Hillary, he added, needed to get some “discovery” as to where the investigation was going.
“You don’t want to be blindsided, and if you ignore it, pretend it’s a partisan ploy, and act scornfully, it will blindside you,” the adviser said. “That’s not where you want to be.”
‘Hillary’s e-mails aside, there was a big problem with her campaign,” his adviser told the author of this book. “Bill knew — even if Hillary didn’t — that he had to be a major component of her campaign for it to work. He felt that the country had drifted to extremes on both sides and the only winning strategy was to persuade voters on the basis of their hearts — to be so appealing and likeable they wanted to see you on television in their living rooms every night. He believed that he had that appeal. But he was far from certain that he had the stamina to do as much campaigning as needed to be done.
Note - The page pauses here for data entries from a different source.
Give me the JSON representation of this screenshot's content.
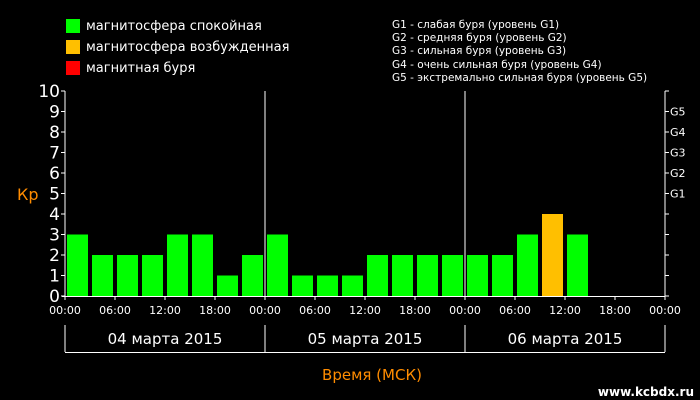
{
  "legend": {
    "items": [
      {
        "label": "магнитосфера спокойная",
        "color": "#00ff00"
      },
      {
        "label": "магнитосфера возбужденная",
        "color": "#ffbf00"
      },
      {
        "label": "магнитная буря",
        "color": "#ff0000"
      }
    ],
    "g_levels": [
      "G1 - слабая буря (уровень G1)",
      "G2 - средняя буря (уровень G2)",
      "G3 - сильная буря (уровень G3)",
      "G4 - очень сильная буря (уровень G4)",
      "G5 - экстремально сильная буря (уровень G5)"
    ]
  },
  "watermark": "www.kcbdx.ru",
  "colors": {
    "quiet": "#00ff00",
    "active": "#ffbf00",
    "storm": "#ff0000",
    "axis_title": "#ff8c00",
    "background": "#000000"
  },
  "chart_data": {
    "type": "bar",
    "ylabel": "Кр",
    "xlabel": "Время (МСК)",
    "ylim": [
      0,
      10
    ],
    "yticks": [
      "0",
      "1",
      "2",
      "3",
      "4",
      "5",
      "6",
      "7",
      "8",
      "9",
      "10"
    ],
    "g_scale": [
      {
        "label": "G1",
        "kp": 5
      },
      {
        "label": "G2",
        "kp": 6
      },
      {
        "label": "G3",
        "kp": 7
      },
      {
        "label": "G4",
        "kp": 8
      },
      {
        "label": "G5",
        "kp": 9
      }
    ],
    "time_ticks": [
      "00:00",
      "06:00",
      "12:00",
      "18:00",
      "00:00",
      "06:00",
      "12:00",
      "18:00",
      "00:00",
      "06:00",
      "12:00",
      "18:00",
      "00:00"
    ],
    "days": [
      "04 марта 2015",
      "05 марта 2015",
      "06 марта 2015"
    ],
    "interval_hours": 3,
    "values": [
      3,
      2,
      2,
      2,
      3,
      3,
      1,
      2,
      3,
      1,
      1,
      1,
      2,
      2,
      2,
      2,
      2,
      2,
      3,
      4,
      3,
      null,
      null,
      null
    ]
  }
}
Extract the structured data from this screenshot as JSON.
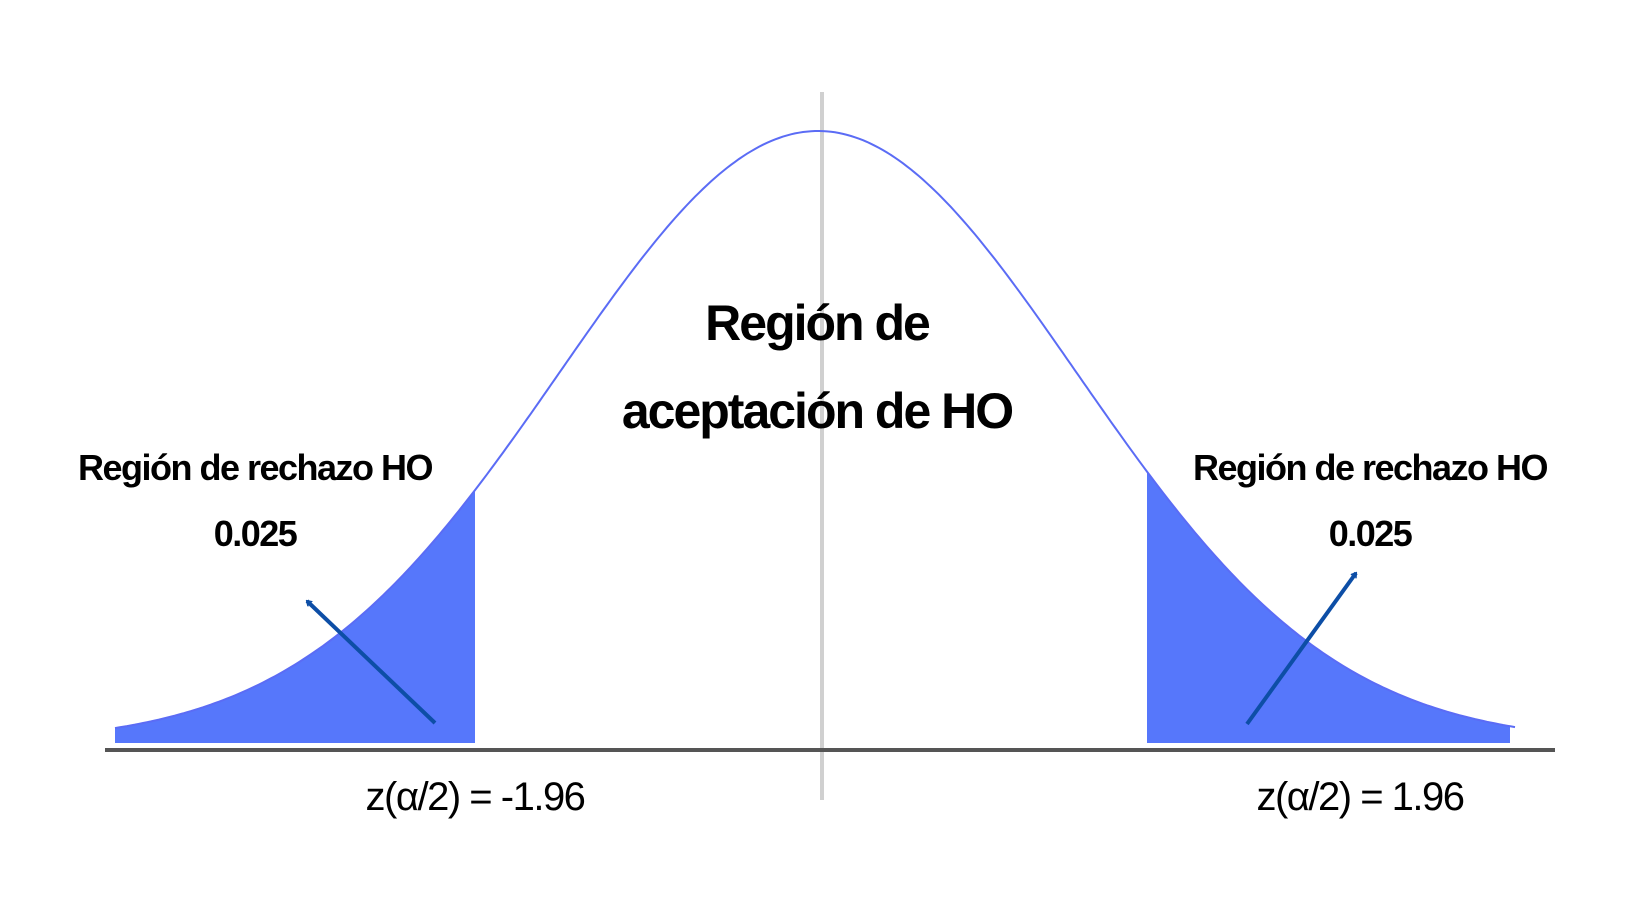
{
  "acceptance_region": {
    "line1": "Región de",
    "line2": "aceptación de HO"
  },
  "left_tail": {
    "label": "Región de rechazo HO",
    "probability": "0.025",
    "z_label": "z(α/2) = -1.96"
  },
  "right_tail": {
    "label": "Región de rechazo HO",
    "probability": "0.025",
    "z_label": "z(α/2) = 1.96"
  },
  "colors": {
    "curve": "#5b6cf5",
    "tail_fill": "#5677fb",
    "arrow": "#0d4ea6",
    "axis": "#555555",
    "center_line": "#d0d0d0"
  }
}
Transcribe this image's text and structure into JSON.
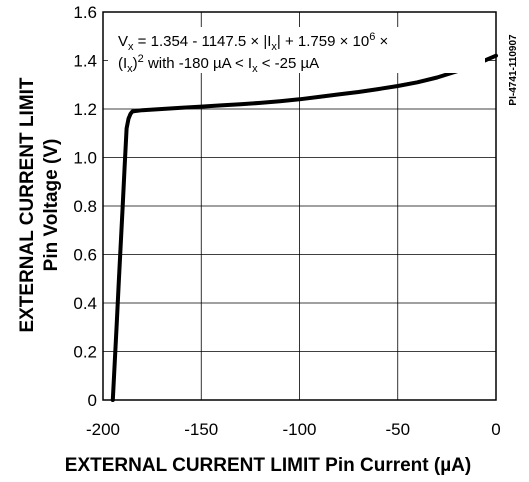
{
  "chart_data": {
    "type": "line",
    "title": "",
    "xlabel": "EXTERNAL CURRENT LIMIT Pin Current (µA)",
    "ylabel_line1": "EXTERNAL CURRENT LIMIT",
    "ylabel_line2": "Pin Voltage (V)",
    "xlim": [
      -200,
      0
    ],
    "ylim": [
      0,
      1.6
    ],
    "x_ticks": [
      -200,
      -150,
      -100,
      -50,
      0
    ],
    "x_tick_labels": [
      "-200",
      "-150",
      "-100",
      "-50",
      "0"
    ],
    "y_ticks": [
      0,
      0.2,
      0.4,
      0.6,
      0.8,
      1.0,
      1.2,
      1.4,
      1.6
    ],
    "y_tick_labels": [
      "0",
      "0.2",
      "0.4",
      "0.6",
      "0.8",
      "1.0",
      "1.2",
      "1.4",
      "1.6"
    ],
    "grid": true,
    "series": [
      {
        "x": [
          -195,
          -194,
          -193,
          -192,
          -191,
          -190,
          -189,
          -188,
          -187,
          -186,
          -185,
          -180,
          -170,
          -160,
          -150,
          -140,
          -130,
          -120,
          -110,
          -100,
          -90,
          -80,
          -70,
          -60,
          -50,
          -40,
          -30,
          -20,
          -10,
          0
        ],
        "y": [
          0.0,
          0.16,
          0.32,
          0.48,
          0.64,
          0.8,
          0.96,
          1.12,
          1.16,
          1.18,
          1.19,
          1.195,
          1.2,
          1.205,
          1.21,
          1.215,
          1.22,
          1.225,
          1.232,
          1.24,
          1.25,
          1.26,
          1.27,
          1.282,
          1.295,
          1.31,
          1.33,
          1.355,
          1.385,
          1.42
        ]
      }
    ],
    "annotation": {
      "line1_part1": "V",
      "line1_sub1": "x",
      "line1_part2": " = 1.354 - 1147.5 × |I",
      "line1_sub2": "x",
      "line1_part3": "| + 1.759 × 10",
      "line1_sup": "6",
      "line1_part4": " ×",
      "line2_part1": "(I",
      "line2_sub1": "x",
      "line2_part2": ")",
      "line2_sup": "2",
      "line2_part3": " with -180 µA < I",
      "line2_sub2": "x",
      "line2_part4": " < -25 µA"
    },
    "doc_id": "PI-4741-110907"
  }
}
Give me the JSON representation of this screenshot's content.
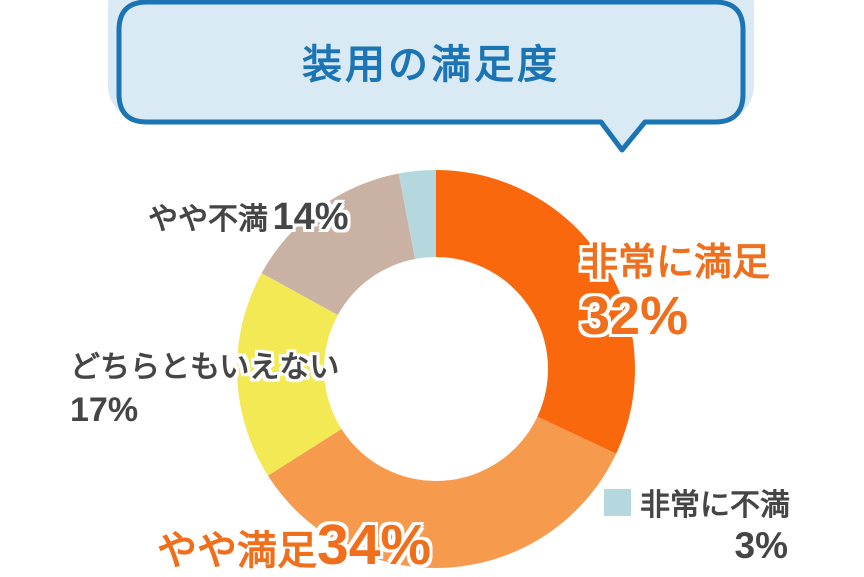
{
  "title": {
    "text": "装用の満足度"
  },
  "colors": {
    "bubble_fill": "#d9eaf5",
    "bubble_border": "#1b74b3",
    "title_text": "#1b74b3",
    "label_grey": "#454545",
    "label_orange": "#ef6f1c"
  },
  "chart_data": {
    "type": "pie",
    "subtype": "donut",
    "title": "装用の満足度",
    "start_angle_deg": 0,
    "direction": "clockwise",
    "categories": [
      "非常に満足",
      "やや満足",
      "どちらともいえない",
      "やや不満",
      "非常に不満"
    ],
    "values": [
      32,
      34,
      17,
      14,
      3
    ],
    "unit": "%",
    "colors": [
      "#fa680e",
      "#f69a4e",
      "#f2e955",
      "#c9b2a4",
      "#b5d8df"
    ],
    "legend_position": "bottom-right-only-very-dissatisfied"
  },
  "labels": {
    "very_satisfied": {
      "name": "非常に満足",
      "value": "32%"
    },
    "somewhat_satisfied": {
      "name": "やや満足",
      "value": "34%"
    },
    "neutral": {
      "name": "どちらともいえない",
      "value": "17%"
    },
    "somewhat_dissatisfied": {
      "name": "やや不満",
      "value": "14%"
    },
    "very_dissatisfied": {
      "name": "非常に不満",
      "value": "3%"
    }
  }
}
“The other component was the growing distance between Bill and Hillary,” the adviser continued. “She didn’t listen to much of what he said anymore. When he went on about policy and politics, she rolled her eyes and started checking messages on her BlackBerry.
“She resented the fact that Bill was treated like a rock star and that she had to work hard to create the illusion of enthusiasm. All Bill had to do is walk into a room. He gave off an electrical charge. Men lit up in his presence. Women swooned. Hillary had to scream to get attention.
“I think that if Hillary was more appreciative of Bill’s efforts and less resentful, he would’ve worked harder for her. It was exhausting to work for someone who didn’t appreciate you.
“I was with him at the apartment in Little Rock after a long telephone conversation with Hillary in which he held the phone away from his ear because she was shouting that he was interfering with her campaign. Finally, he cut her short and said he would call back later. He didn’t exactly hang up on her, but it was very close.
“Afterward, he slumped down in a chair and shook his head. He looked old and defeated. Then he got up, went out to his rooftop putting green, and started chipping shots into the Arkansas River. When he was done, he looked like his old self again.